Josh Gray is an associate professor in the College of Natural Resources who works with the Department of Forestry and Environmental Resources and with the Center for Geospatial Analytics. Remote sensing uses satellites to examine Earth’s physical characteristics from afar.
“If you want to measure the same thing everywhere, wall to wall, and you want to do it every day, remote sensing’s got you covered,” Gray said. “There are no other technologies that allow you to do that. It’s a really important scaling technology.”
There are no other technologies that allow you to do that.
“We can make measurements from orbit that we can’t make on the ground,” Gray added. “It doesn’t matter how many graduate students you can send out to the field — you just can’t measure things like how much water there is half a kilometer under the ground.”
At NC State’s annual University Research Symposium, Gray described how his lab uses geospatial technology and machine learning to study small farms in the Indo-Gangetic Plain and to identify solutions to problems they face on a warming planet.
Smallholders are those who own very small farms. Together, they produce more than half of the calories consumed by humans across the world. Along the Himalayas, these smallholders are disproportionately impoverished and affected by climate change.

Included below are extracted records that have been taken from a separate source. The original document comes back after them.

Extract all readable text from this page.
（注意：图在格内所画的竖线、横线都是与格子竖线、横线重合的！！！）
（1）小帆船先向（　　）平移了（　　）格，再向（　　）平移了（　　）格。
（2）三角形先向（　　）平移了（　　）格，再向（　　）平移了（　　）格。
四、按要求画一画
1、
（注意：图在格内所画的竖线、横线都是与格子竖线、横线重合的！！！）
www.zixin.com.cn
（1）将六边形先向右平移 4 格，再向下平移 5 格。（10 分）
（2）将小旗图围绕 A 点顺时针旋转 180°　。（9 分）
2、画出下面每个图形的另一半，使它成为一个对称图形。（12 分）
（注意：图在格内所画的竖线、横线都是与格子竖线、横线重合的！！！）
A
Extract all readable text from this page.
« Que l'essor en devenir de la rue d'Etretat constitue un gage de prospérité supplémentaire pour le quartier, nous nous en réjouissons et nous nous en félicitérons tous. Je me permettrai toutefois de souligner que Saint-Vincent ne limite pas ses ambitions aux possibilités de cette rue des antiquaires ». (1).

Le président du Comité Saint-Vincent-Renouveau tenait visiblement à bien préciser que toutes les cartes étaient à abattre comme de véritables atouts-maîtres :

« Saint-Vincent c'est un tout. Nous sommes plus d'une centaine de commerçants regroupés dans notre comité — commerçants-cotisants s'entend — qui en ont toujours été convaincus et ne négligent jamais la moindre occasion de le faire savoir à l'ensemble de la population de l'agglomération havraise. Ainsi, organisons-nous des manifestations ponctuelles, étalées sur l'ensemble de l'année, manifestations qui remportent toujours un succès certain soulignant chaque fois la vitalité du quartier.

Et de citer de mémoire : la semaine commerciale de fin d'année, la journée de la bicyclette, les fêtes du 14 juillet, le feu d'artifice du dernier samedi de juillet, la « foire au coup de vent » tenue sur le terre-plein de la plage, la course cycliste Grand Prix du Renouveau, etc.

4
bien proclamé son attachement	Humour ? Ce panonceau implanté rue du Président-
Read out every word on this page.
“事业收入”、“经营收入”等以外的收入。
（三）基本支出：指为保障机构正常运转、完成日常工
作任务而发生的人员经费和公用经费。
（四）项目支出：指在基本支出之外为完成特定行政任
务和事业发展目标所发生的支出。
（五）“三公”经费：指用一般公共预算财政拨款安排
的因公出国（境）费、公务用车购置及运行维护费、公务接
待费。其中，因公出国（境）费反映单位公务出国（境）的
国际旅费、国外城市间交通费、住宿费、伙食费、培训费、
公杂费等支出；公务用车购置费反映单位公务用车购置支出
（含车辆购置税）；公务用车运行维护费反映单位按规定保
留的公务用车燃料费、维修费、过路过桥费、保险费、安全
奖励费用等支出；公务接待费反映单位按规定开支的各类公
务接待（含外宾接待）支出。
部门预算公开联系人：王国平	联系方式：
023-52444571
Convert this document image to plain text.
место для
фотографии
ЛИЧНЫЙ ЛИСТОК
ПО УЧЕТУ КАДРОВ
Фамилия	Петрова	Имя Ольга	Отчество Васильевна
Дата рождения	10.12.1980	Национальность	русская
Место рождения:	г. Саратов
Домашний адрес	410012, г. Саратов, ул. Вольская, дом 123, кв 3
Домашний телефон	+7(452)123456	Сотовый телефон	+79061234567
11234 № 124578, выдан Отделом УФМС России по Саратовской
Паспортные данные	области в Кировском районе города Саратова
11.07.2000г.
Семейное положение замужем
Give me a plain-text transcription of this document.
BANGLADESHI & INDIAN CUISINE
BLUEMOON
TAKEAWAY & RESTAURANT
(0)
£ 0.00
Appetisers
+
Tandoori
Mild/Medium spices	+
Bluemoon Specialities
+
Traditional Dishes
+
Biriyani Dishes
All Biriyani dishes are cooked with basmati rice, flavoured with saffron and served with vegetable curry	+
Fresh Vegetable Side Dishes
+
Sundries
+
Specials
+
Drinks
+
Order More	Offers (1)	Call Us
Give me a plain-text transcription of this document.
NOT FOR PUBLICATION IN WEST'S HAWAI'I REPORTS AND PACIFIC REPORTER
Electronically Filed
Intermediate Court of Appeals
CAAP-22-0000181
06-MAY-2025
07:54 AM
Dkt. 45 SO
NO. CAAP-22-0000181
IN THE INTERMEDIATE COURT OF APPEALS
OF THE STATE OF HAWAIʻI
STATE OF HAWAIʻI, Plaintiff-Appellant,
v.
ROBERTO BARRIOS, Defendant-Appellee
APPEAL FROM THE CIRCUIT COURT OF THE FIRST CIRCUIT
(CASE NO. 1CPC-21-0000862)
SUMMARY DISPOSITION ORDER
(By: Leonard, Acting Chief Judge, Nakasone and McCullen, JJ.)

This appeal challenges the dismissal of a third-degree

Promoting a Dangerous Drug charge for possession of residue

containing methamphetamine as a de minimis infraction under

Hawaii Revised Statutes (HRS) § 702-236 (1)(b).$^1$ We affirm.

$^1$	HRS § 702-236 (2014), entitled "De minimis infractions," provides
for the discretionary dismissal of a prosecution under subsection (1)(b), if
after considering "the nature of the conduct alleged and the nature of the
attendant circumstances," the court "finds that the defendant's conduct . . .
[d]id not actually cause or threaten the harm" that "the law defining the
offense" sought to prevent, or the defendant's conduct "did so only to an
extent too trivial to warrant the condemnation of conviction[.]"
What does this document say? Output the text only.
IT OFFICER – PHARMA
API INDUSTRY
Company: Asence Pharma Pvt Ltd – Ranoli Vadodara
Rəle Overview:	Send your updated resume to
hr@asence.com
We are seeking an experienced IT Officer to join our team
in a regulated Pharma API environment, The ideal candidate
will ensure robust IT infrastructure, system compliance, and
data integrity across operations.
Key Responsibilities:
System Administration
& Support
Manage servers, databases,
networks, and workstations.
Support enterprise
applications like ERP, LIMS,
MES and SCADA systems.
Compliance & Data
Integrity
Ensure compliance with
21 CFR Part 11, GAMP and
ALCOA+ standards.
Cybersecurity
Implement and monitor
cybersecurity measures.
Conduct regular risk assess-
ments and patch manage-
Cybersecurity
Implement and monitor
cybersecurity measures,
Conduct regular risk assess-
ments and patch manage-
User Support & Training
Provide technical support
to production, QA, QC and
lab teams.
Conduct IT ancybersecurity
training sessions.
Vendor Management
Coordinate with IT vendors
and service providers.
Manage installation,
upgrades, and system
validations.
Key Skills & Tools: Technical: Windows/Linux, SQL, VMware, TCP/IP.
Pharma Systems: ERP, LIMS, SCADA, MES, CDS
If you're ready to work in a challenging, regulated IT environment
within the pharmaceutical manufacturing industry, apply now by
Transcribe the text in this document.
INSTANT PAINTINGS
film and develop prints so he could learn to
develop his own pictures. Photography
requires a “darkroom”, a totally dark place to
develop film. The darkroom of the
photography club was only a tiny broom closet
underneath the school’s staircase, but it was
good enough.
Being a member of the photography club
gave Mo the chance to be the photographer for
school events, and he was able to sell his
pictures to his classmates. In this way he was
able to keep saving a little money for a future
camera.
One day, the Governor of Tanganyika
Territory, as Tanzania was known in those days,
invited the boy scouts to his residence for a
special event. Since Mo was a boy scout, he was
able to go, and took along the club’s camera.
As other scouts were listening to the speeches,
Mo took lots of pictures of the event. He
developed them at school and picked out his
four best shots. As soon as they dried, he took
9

These smallholders typically grow rice and wheat. Wheat is especially sensitive to increasing heat. To determine whether planting wheat earlier in the season could protect the crop from rising temperatures, Gray’s lab developed a process for determining planting dates across these small farms from series of satellite images.
These farms are less than 2 hectares each — or about 5 acres — and there are tens of millions of them in the region. It’s difficult to manually trace the boundaries of each farm. The lab trained a convolutional neural network to automatically identify farms via satellite images.
First, the lab used data augmentation to create image samples. These samples were based on existing images but had been flipped horizontally or vertically, rotated at different angles, blurred or had different levels of brightness.
These image samples were input into U-Net, a convolutional neural network architecture. Known as CNNs, convolutional neural networks are computational models in machine learning that can analyze visuals. Trained by these image samples, the U-Net could identify precise field boundaries.
This project, Gray said, is “a blend of conventional statistics, domain knowledge and then AI and machine learning sprinkled in.” Combining these disciplines creates a more capable and dynamic research process. “Knowing what time periods to select the imagery from allowed us to have a much more efficient machine learning pipeline,” Gray said.
Gray’s lab plans to scale the process in order to analyze the millions of farms in the region. With this research, the team could determine feasible solutions for smallholder farmers and bolster food security.